4) the 'sandbox' is pretty much a bethesda invention. it's a concept they've pioneered over the years and had both bright and low points with. it does have rpg conventions and holdovers, which i feel are sorta useless and they don't do very well, or haven't since daggerfall. they forge a decent path when it comes to game world design but seem to lose the vision. we're not talking about the mechanics that guide character action through that world, be they simple like a health bar and ammo, or more detailed with various 'stats' and 'skills' determining just how likely those actions are to succeed.
i think those conventions are stale and do more to harm the genre now that help it really. it locks the game into shallow design paths, killing innovation. other than numbers on a page and the old 'check and roll' they serve no purpose when the technology is there to totally do away with them. gonna take a company with real vision to do that and real savvy to actually pull it off. looking forward to that and i hope it catches me completely by surprise.

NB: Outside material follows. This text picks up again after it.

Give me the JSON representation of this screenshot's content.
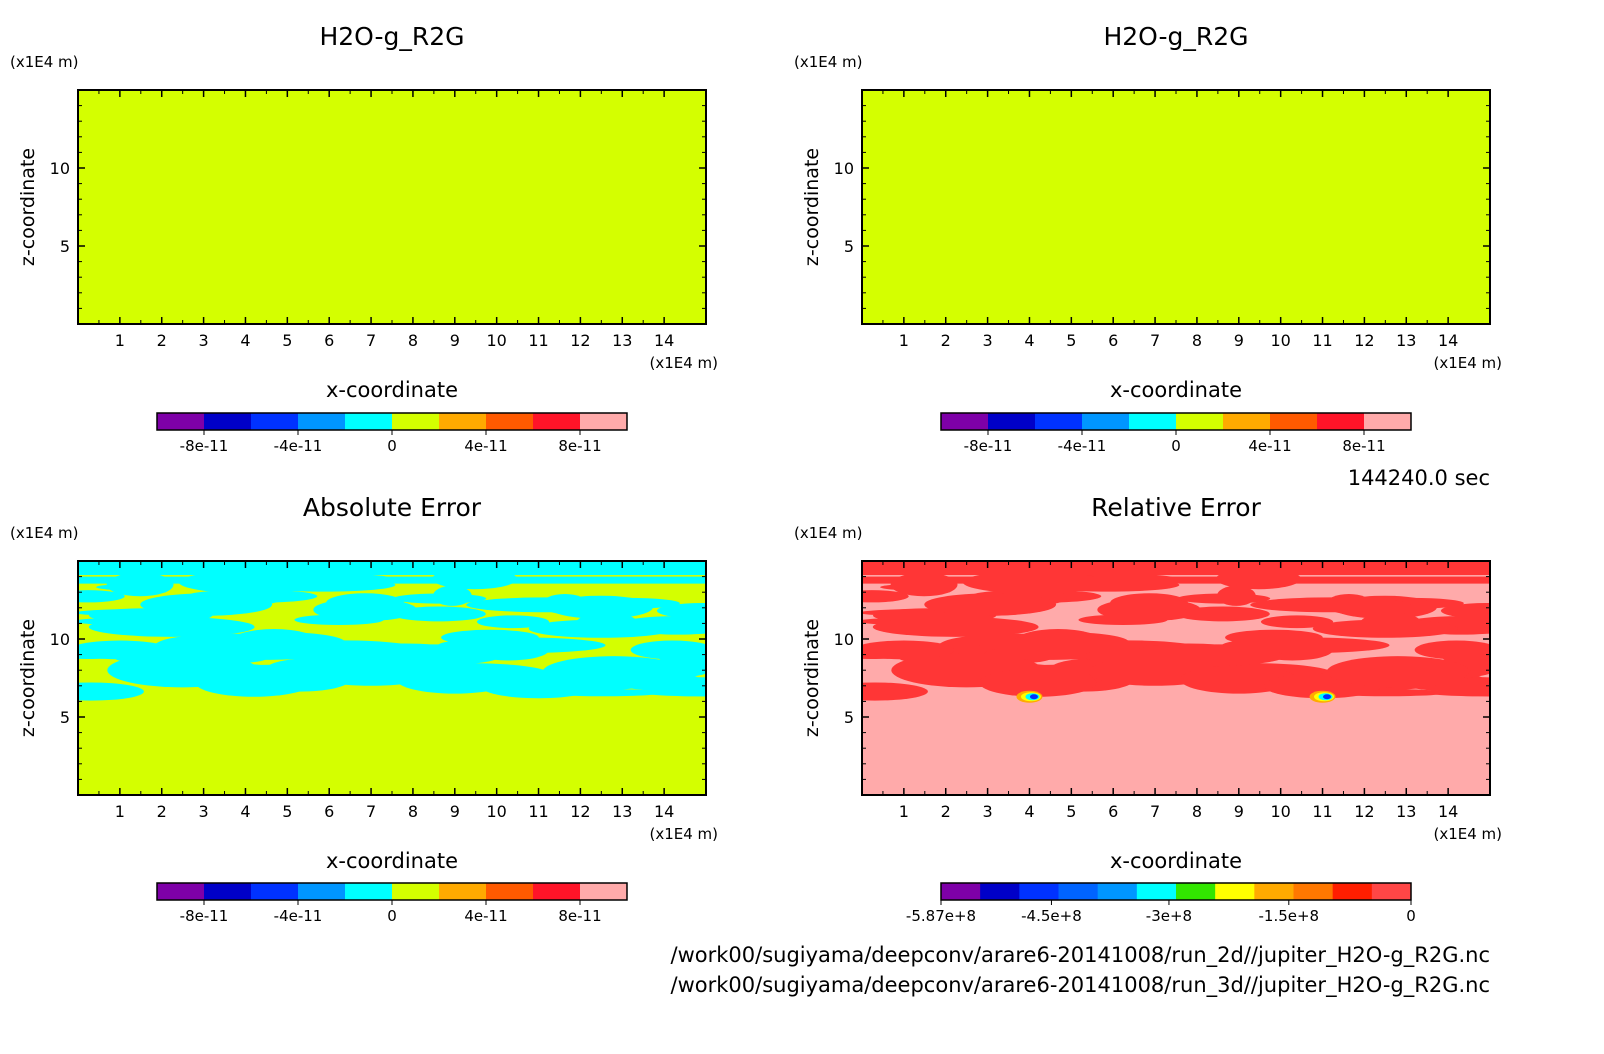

when you said '90% of games revolve around these' you were right, like how a broken clock is right twice a day, or why kids with downs occassionally say funny shit. thinking you're supah familiar with the second one... now go play in traffic.
I'm not the one making the semantic arguement here bud. Your trying to say that in Morrowind you explore the world but discover nothing? Maybe if I named my character Columbus it would be discovery? Hogwash.

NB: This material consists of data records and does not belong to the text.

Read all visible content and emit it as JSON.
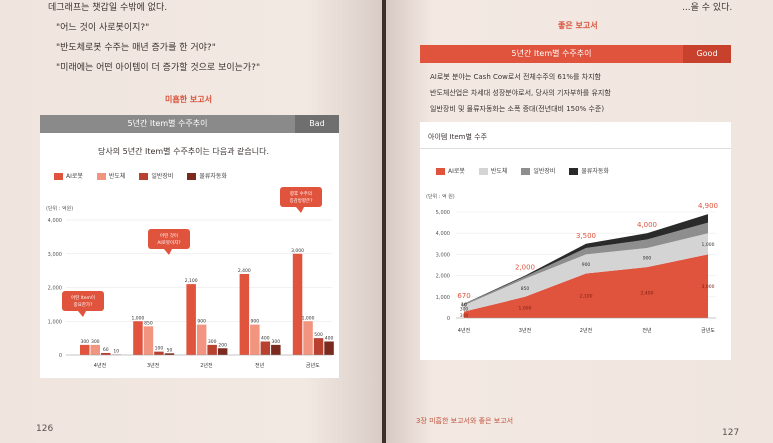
{
  "left_page": {
    "intro_lines": [
      "데그래프는 챗갑일 수밖에 없다.",
      "\"어느 것이 사로봇이지?\"",
      "\"반도체로봇 수주는 매년 증가를 한 거야?\"",
      "\"미래에는 어떤 아이템이 더 증가할 것으로 보이는가?\""
    ],
    "section_title": "미흡한 보고서",
    "header": "5년간 Item별 수주추이",
    "badge": "Bad",
    "chart_title": "당사의 5년간 Item별 수주추이는 다음과 같습니다.",
    "page_number": "126"
  },
  "right_page": {
    "top_text": "...을 수 있다.",
    "section_title": "좋은 보고서",
    "header": "5년간 Item별 수주추이",
    "badge": "Good",
    "bullets": [
      "AI로봇 분야는 Cash Cow로서 전체수주의 61%를 차지함",
      "반도체산업은 차세대 성장분야로서, 당사의 기자부하를 유지함",
      "일반장비 및 물류자동화는 소폭 증대(전년대비 150% 수준)"
    ],
    "chart_title": "아이템 Item별 수주",
    "footer": "3장 미흡한 보고서와 좋은 보고서",
    "page_number": "127"
  },
  "colors": {
    "ai_robot": "#e0533d",
    "semiconductor": "#f19480",
    "general_equipment": "#b8412f",
    "logistics": "#7a2a1f",
    "good_ai": "#e0533d",
    "good_semi": "#d4d4d4",
    "good_gen": "#8e8e8e",
    "good_log": "#2a2a2a",
    "accent": "#e0533d",
    "header_gray": "#8a8a8a",
    "bad_badge": "#6f6f6f",
    "good_badge": "#e0533d"
  },
  "chart_data": [
    {
      "type": "bar",
      "unit_label": "(단위 : 억원)",
      "categories": [
        "4년전",
        "3년전",
        "2년전",
        "전년",
        "금년도"
      ],
      "yticks": [
        "0",
        "1,000",
        "2,000",
        "3,000",
        "4,000"
      ],
      "ylim": [
        0,
        4000
      ],
      "series": [
        {
          "name": "AI로봇",
          "values": [
            300,
            1000,
            2100,
            2400,
            3000
          ]
        },
        {
          "name": "반도체",
          "values": [
            300,
            850,
            900,
            900,
            1000
          ]
        },
        {
          "name": "일반장비",
          "values": [
            60,
            100,
            300,
            400,
            500
          ]
        },
        {
          "name": "물류자동화",
          "values": [
            10,
            50,
            200,
            300,
            400
          ]
        }
      ],
      "value_labels": [
        [
          "300",
          "300",
          "60",
          "10"
        ],
        [
          "1,000",
          "850",
          "100",
          "50"
        ],
        [
          "2,100",
          "900",
          "300",
          "200"
        ],
        [
          "2,400",
          "900",
          "400",
          "300"
        ],
        [
          "3,000",
          "1,000",
          "500",
          "400"
        ]
      ],
      "callouts": [
        "어떤 Item이\n중요한가?",
        "어떤 것이\nAI로봇이지?",
        "향후 수주의\n증감방향은?"
      ]
    },
    {
      "type": "area",
      "unit_label": "(단위 : 억 원)",
      "categories": [
        "4년전",
        "3년전",
        "2년전",
        "전년",
        "금년도"
      ],
      "yticks": [
        "0",
        "1,000",
        "2,000",
        "3,000",
        "4,000",
        "5,000"
      ],
      "ylim": [
        0,
        5000
      ],
      "totals": [
        "670",
        "2,000",
        "3,500",
        "4,000",
        "4,900"
      ],
      "series": [
        {
          "name": "AI로봇",
          "values": [
            300,
            1000,
            2100,
            2400,
            3000
          ]
        },
        {
          "name": "반도체",
          "values": [
            300,
            850,
            900,
            900,
            1000
          ]
        },
        {
          "name": "일반장비",
          "values": [
            60,
            100,
            300,
            400,
            500
          ]
        },
        {
          "name": "물류자동화",
          "values": [
            10,
            50,
            200,
            300,
            400
          ]
        }
      ],
      "inner_labels": [
        [
          "300",
          "300",
          "60",
          "10"
        ],
        [
          "1,000",
          "850",
          "",
          ""
        ],
        [
          "2,100",
          "900",
          "",
          ""
        ],
        [
          "2,400",
          "900",
          "",
          ""
        ],
        [
          "3,000",
          "1,000",
          "",
          ""
        ]
      ]
    }
  ]
}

Even using your stunted definition there is plenty to "discover" in Morrowind. What happened to the Dweormer? Who or what is this Navereen they keep talking about? What the fuck is a nix hound and why is it plagued? The clues are scattered throughout a huge area and I had a blast discovering them. These were some of the most intrigueing questions i've come across in an rpg and, for me, set Morrowind apart from the rest of the series and above any other first person rpg.

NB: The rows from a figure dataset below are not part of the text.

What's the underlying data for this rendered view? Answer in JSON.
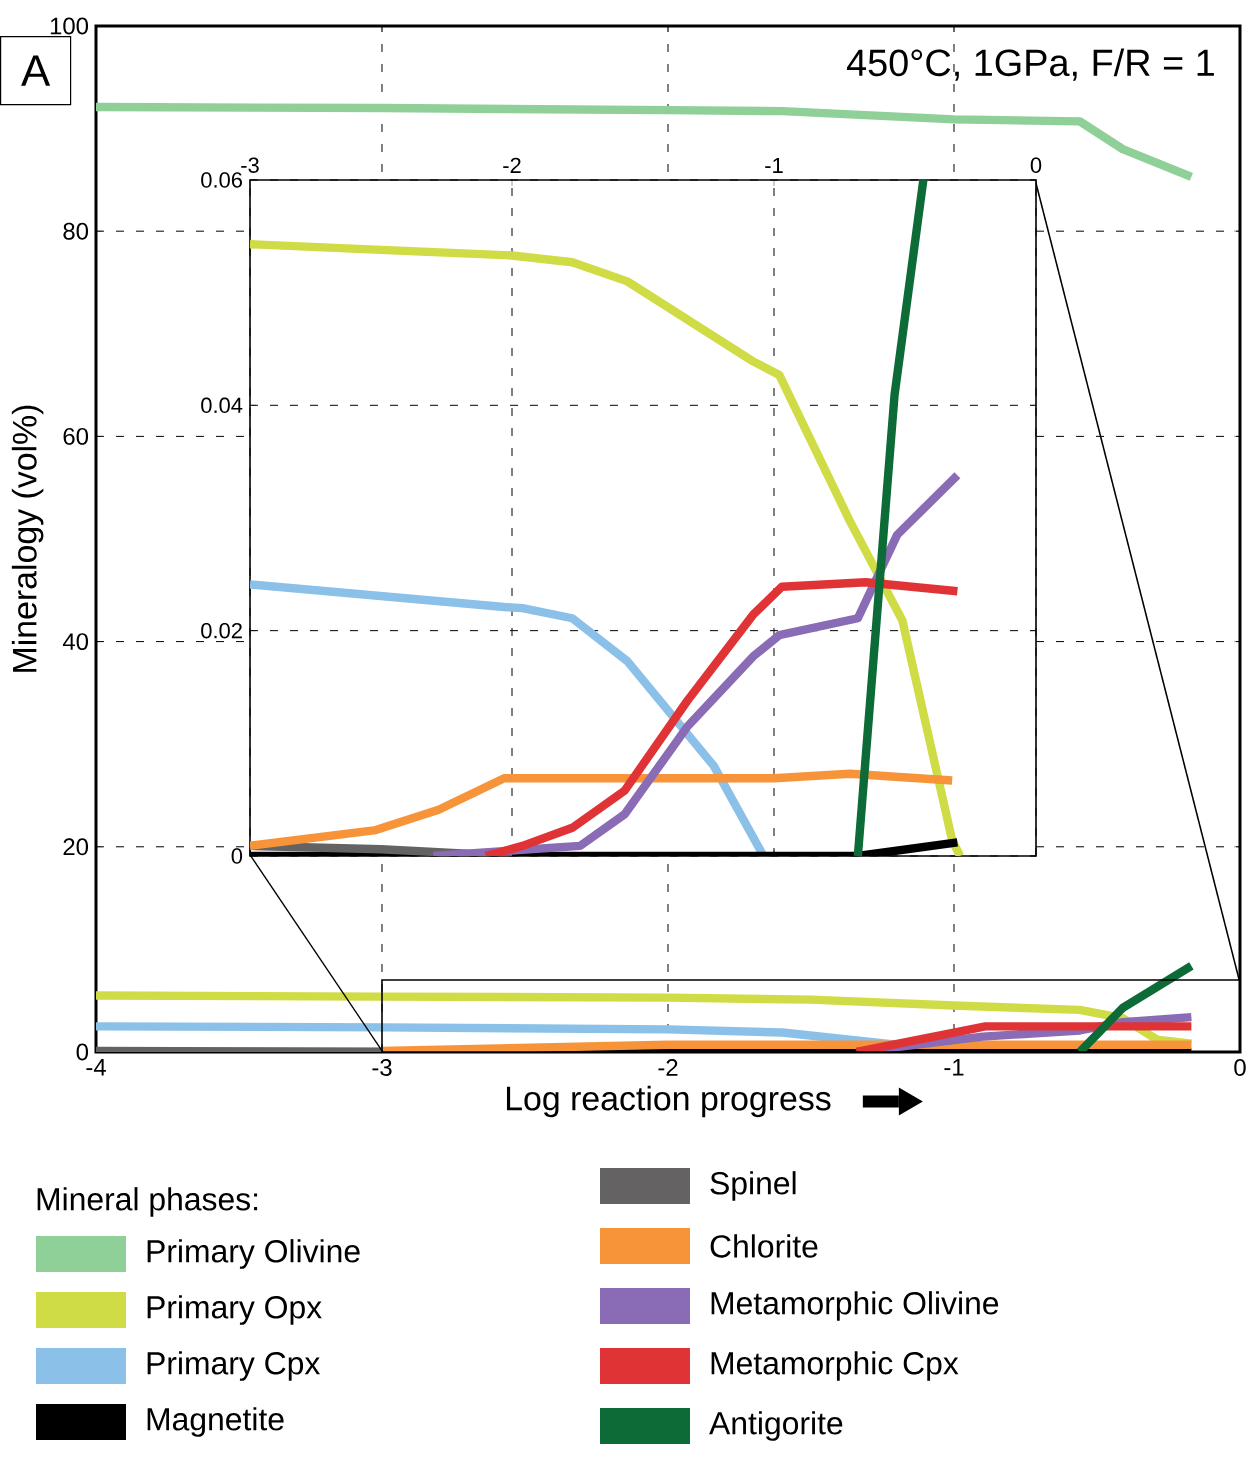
{
  "chart_data": [
    {
      "type": "line",
      "title": "A",
      "xlabel": "Log reaction progress",
      "ylabel": "Mineralogy (vol%)",
      "legend_title": "Mineral phases:",
      "annotations": [
        "450°C, 1GPa, F/R = 1"
      ],
      "xlim": [
        -4,
        0
      ],
      "ylim": [
        0,
        100
      ],
      "xticks": [
        -4,
        -3,
        -2,
        -1,
        0
      ],
      "yticks": [
        0,
        20,
        40,
        60,
        80,
        100
      ],
      "grid": true,
      "legend": "bottom",
      "series": [
        {
          "name": "Primary Olivine",
          "color": "#8fcf98",
          "x": [
            -4,
            -3,
            -2,
            -1.6,
            -1,
            -0.56,
            -0.41,
            -0.17
          ],
          "values": [
            92.1,
            92.0,
            91.8,
            91.7,
            90.9,
            90.7,
            88.0,
            85.3
          ]
        },
        {
          "name": "Primary Opx",
          "color": "#cfdc45",
          "x": [
            -4,
            -3,
            -2,
            -1.5,
            -0.98,
            -0.56,
            -0.41,
            -0.29,
            -0.17
          ],
          "values": [
            5.5,
            5.4,
            5.3,
            5.1,
            4.5,
            4.1,
            3.3,
            1.2,
            0.8
          ]
        },
        {
          "name": "Primary Cpx",
          "color": "#8bc0e8",
          "x": [
            -4,
            -3,
            -2,
            -1.6,
            -1.3,
            -1.0
          ],
          "values": [
            2.5,
            2.4,
            2.2,
            1.9,
            1.0,
            0.1
          ]
        },
        {
          "name": "Magnetite",
          "color": "#000000",
          "x": [
            -4,
            -0.17
          ],
          "values": [
            0,
            0
          ]
        },
        {
          "name": "Spinel",
          "color": "#646262",
          "x": [
            -4,
            -3
          ],
          "values": [
            0.1,
            0
          ]
        },
        {
          "name": "Chlorite",
          "color": "#f7943a",
          "x": [
            -3,
            -2,
            -0.17
          ],
          "values": [
            0.1,
            0.7,
            0.7
          ]
        },
        {
          "name": "Metamorphic Olivine",
          "color": "#8a6bb5",
          "x": [
            -1.34,
            -0.9,
            -0.56,
            -0.41,
            -0.17
          ],
          "values": [
            0,
            1.5,
            2.1,
            2.9,
            3.4
          ]
        },
        {
          "name": "Metamorphic Cpx",
          "color": "#e03336",
          "x": [
            -1.34,
            -0.89,
            -0.17
          ],
          "values": [
            0,
            2.5,
            2.5
          ]
        },
        {
          "name": "Antigorite",
          "color": "#0d6b38",
          "x": [
            -0.56,
            -0.41,
            -0.17
          ],
          "values": [
            0,
            4.3,
            8.4
          ]
        }
      ]
    },
    {
      "type": "line",
      "xlim": [
        -3,
        0
      ],
      "ylim": [
        0,
        0.06
      ],
      "xticks": [
        -3,
        -2,
        -1,
        0
      ],
      "yticks": [
        0,
        0.02,
        0.04,
        0.06
      ],
      "grid": true,
      "series": [
        {
          "color": "#cfdc45",
          "x": [
            -3,
            -2,
            -1.77,
            -1.56,
            -1.08,
            -0.98,
            -0.71,
            -0.51,
            -0.32,
            -0.29
          ],
          "values": [
            0.0543,
            0.0533,
            0.0527,
            0.051,
            0.0439,
            0.0427,
            0.0297,
            0.0209,
            0.0014,
            0
          ]
        },
        {
          "color": "#8bc0e8",
          "x": [
            -3,
            -2.03,
            -1.96,
            -1.77,
            -1.56,
            -1.23,
            -1.04
          ],
          "values": [
            0.0241,
            0.0221,
            0.022,
            0.0211,
            0.0173,
            0.008,
            0
          ]
        },
        {
          "color": "#000000",
          "x": [
            -3,
            -0.68,
            -0.3
          ],
          "values": [
            0,
            0,
            0.0012
          ]
        },
        {
          "color": "#646262",
          "x": [
            -3,
            -2.5,
            -2
          ],
          "values": [
            0.0009,
            0.0006,
            0
          ]
        },
        {
          "color": "#f7943a",
          "x": [
            -3,
            -2.52,
            -2.28,
            -2.03,
            -1,
            -0.71,
            -0.32
          ],
          "values": [
            0.0009,
            0.0023,
            0.0041,
            0.0069,
            0.0069,
            0.0073,
            0.0067
          ]
        },
        {
          "color": "#8a6bb5",
          "x": [
            -2.3,
            -1.74,
            -1.57,
            -1.33,
            -1.08,
            -0.98,
            -0.68,
            -0.53,
            -0.3
          ],
          "values": [
            0,
            0.0009,
            0.0037,
            0.0115,
            0.0177,
            0.0196,
            0.0211,
            0.0285,
            0.0338
          ]
        },
        {
          "color": "#e03336",
          "x": [
            -2.1,
            -1.96,
            -1.77,
            -1.57,
            -1.33,
            -1.08,
            -0.97,
            -0.65,
            -0.3
          ],
          "values": [
            0,
            0.0009,
            0.0025,
            0.0058,
            0.0138,
            0.0214,
            0.0239,
            0.0243,
            0.0235
          ]
        },
        {
          "color": "#0d6b38",
          "x": [
            -0.68,
            -0.54,
            -0.43
          ],
          "values": [
            0,
            0.0409,
            0.06
          ]
        }
      ]
    }
  ]
}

Regardless, what you seem to be looking for is only one type of rpg. I would catagorize it as the "choose your own adventure" veriety. You have to agree that the genre is much broader then that and that some folks find dialogue trees just as cliched as you find random encounters. Tastes vary.
As i've already said alternate endings are not essential... its not whether we all arrive at the same end; its wether there was planty of veriety in how we got there. Death is usually a pretty viable alternate ending and you'll find it every game you play.
Bethesda's sandbox innovation, in my opinion, was perfected in Morrowind not Daggerfall. Daggerfall felt like a randomly generated quest dispenser to me. Totally random, generic, and lifeless. One thing Bethesda say's is true- Oblivion is a throw-back to Daggerfall. The problem of designing a world with meaningfull encounters while still leaving it open for exploration (but no discoveries... there will be none of that) was basically solved in Morrowind. Pacing, plot development, variety, and challenge were all balanced pretty close to perfectly. Was it a fluke? Oblivion makes it seem so.
My point from the beginning has been- Bethesda did it right once, the jury is still out on whether they can do it again in Fallout 3. They know the scaling system in Oblivion sucked. They know the plot was on rails. Why not hold your bitching untill the game is released. You are journalists right? HA!